Tricked, the new graphic novel by Box Office Poison author Alex Robinson, presents just such an implausible yet compelling ensemble story. The primary cast is made up of six people: Ray Beam, a reclusive rock legend struggling with his career; Nick, a seemingly normal suburban husband who moonlights as a counterfeiter of celebrity autographs, sometimes under the pseudonym Ray; Phoebe, a young woman searching for her long-lost father; Steve, a socially maladjusted and obsessive fan of Ray Beam; Caprice, a waitress with low self-esteem and a penchant for dating assholes; and Lily, a low-level office worker at Ray Beam’s record label.

As you might guess from that description, Ray Beam is the central character, if any of them are. The story both begins and ends with Ray, and as it charts the lives of the other characters, Ray’s progress is the model. Tricked is essentially about second chances, and for Ray, his second chance to make a fulfilling life for himself as an artist and as a person. After years of the same old sex, drugs, and rock ‘n’ roll, Ray finds himself with a severe case of writer’s block as he works on his new album. The first inklings of a rejuvenated career emerge, however, when he meets Lily, a young woman who isn’t awed by his celebrity status.

Caprice finds her second chance when she meets a guy who seems to actually respect and care for her. Phoebe’s comes when she reunites with a father she hasn’t seen since childhood. And Steve’s comes when, after losing his job and going off his meds, he stumbles on what he believes is a vast conspiracy surrounding his rock star idol. But if Ray is the central character, Nick enables the second chances of all the others. Forging autographs at a sports collectibles store, he finds himself sinking, and soon reveling, in a life of double-dealing, backstabbing, and crime. He is the dark side of the other Ray, and at the climax, when all plotlines converge, he is the one whose actions unravel Robinson’s Gordian Knot.

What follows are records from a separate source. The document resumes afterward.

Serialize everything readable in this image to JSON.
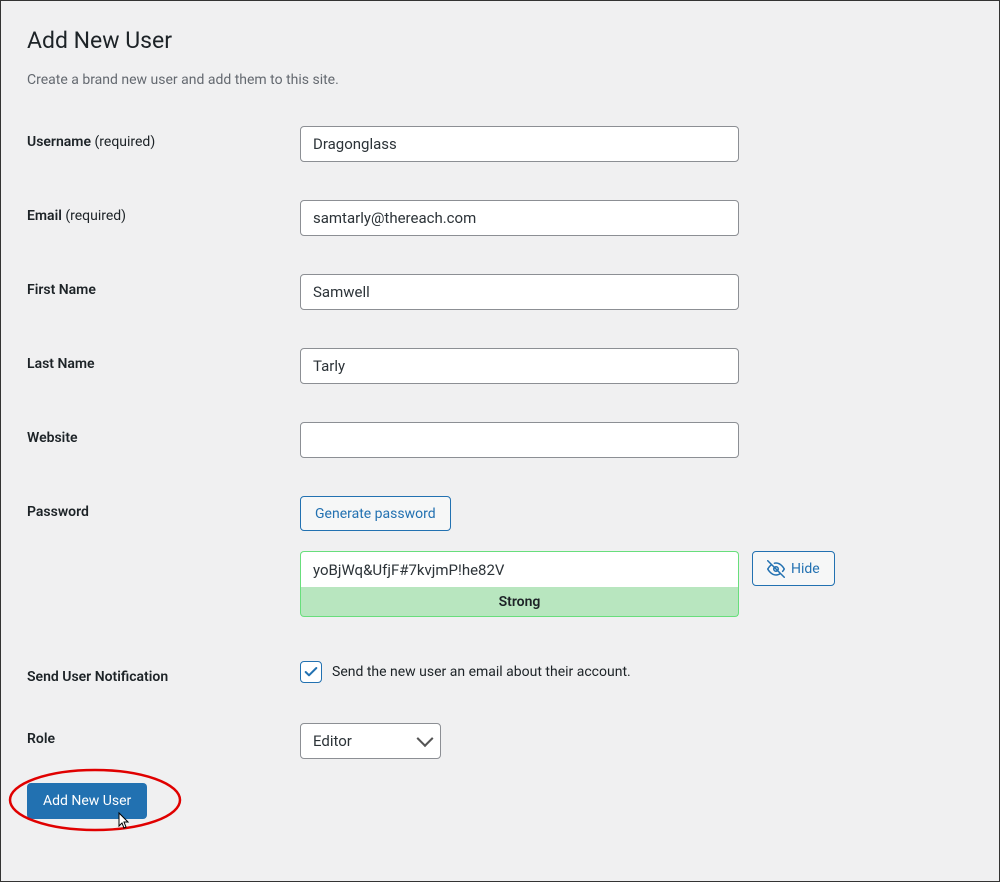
{
  "header": {
    "title": "Add New User",
    "description": "Create a brand new user and add them to this site."
  },
  "form": {
    "username": {
      "label": "Username",
      "required_text": "(required)",
      "value": "Dragonglass"
    },
    "email": {
      "label": "Email",
      "required_text": "(required)",
      "value": "samtarly@thereach.com"
    },
    "first_name": {
      "label": "First Name",
      "value": "Samwell"
    },
    "last_name": {
      "label": "Last Name",
      "value": "Tarly"
    },
    "website": {
      "label": "Website",
      "value": ""
    },
    "password": {
      "label": "Password",
      "generate_button": "Generate password",
      "value": "yoBjWq&UfjF#7kvjmP!he82V",
      "strength_text": "Strong",
      "hide_button": "Hide"
    },
    "notification": {
      "label": "Send User Notification",
      "checkbox_text": "Send the new user an email about their account.",
      "checked": true
    },
    "role": {
      "label": "Role",
      "selected": "Editor"
    }
  },
  "submit": {
    "button_text": "Add New User"
  }
}
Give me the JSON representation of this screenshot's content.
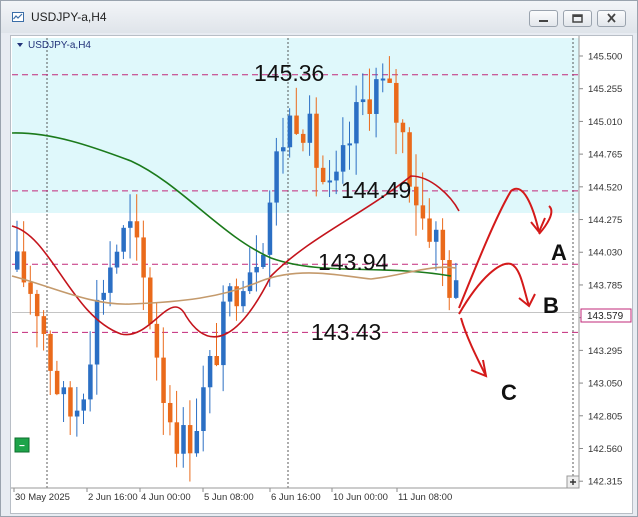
{
  "window": {
    "title": "USDJPY-a,H4"
  },
  "chart": {
    "symbol_label": "USDJPY-a,H4",
    "current_price": "143.579",
    "y_axis_ticks": [
      "145.500",
      "145.255",
      "145.010",
      "144.765",
      "144.520",
      "144.275",
      "144.030",
      "143.785",
      "143.540",
      "143.295",
      "143.050",
      "142.805",
      "142.560",
      "142.315"
    ],
    "x_axis_ticks": [
      "30 May 2025",
      "2 Jun 16:00",
      "4 Jun 00:00",
      "5 Jun 08:00",
      "6 Jun 16:00",
      "10 Jun 00:00",
      "11 Jun 08:00"
    ],
    "levels": [
      {
        "label": "145.36",
        "price": 145.36
      },
      {
        "label": "144.49",
        "price": 144.49
      },
      {
        "label": "143.94",
        "price": 143.94
      },
      {
        "label": "143.43",
        "price": 143.43
      }
    ],
    "scenarios": [
      "A",
      "B",
      "C"
    ],
    "colors": {
      "bull": "#2b6fc4",
      "bear": "#ea6a1b",
      "ma_red": "#c4141c",
      "ma_green": "#1b7a1b",
      "ma_tan": "#c49a6c",
      "level_line": "#c2287a",
      "zone": "#dff8fb",
      "arrow": "#d41a1a"
    },
    "icons": [
      "chart-trading-toggle-icon",
      "expand-plus-icon"
    ]
  }
}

The problem with many such stories is that their implausibility makes them, paradoxically, quite predictable. Of course it turns out that the man Oedipus killed was his father and the woman he married was his mother; the ending is so deliciously ironic and bizarre that it had to happen that way. Despite this potential pitfall, Robinson manages to keep the reader off-balance. The story often jukes when you think it will jive, and even when you know what’s coming next, Robinson keeps the suspense high. While the basics of the climactic scene can be predicted from a mile away, the way it plays out is truly surprising. And if the end is a bit too neat, and in a certain sense obvious, it is still highly satisfying.

To focus on the end, however, would be to miss the point of this story. I believe that these stories of interwoven lives are so compelling because, in spite of their sometimes fantastical nature, they are true to life. Each of us relies on our friends, our neighbors, and even on strangers to help us get through the day. Someone you’ve never met could be your future lover, a stranger you meet on the street could end up saving your life, and somewhere, a person you didn’t know existed could be planning your murder. Is it likely? Maybe, maybe not. But, anything is possible, and to doubt that would be… unrealistic.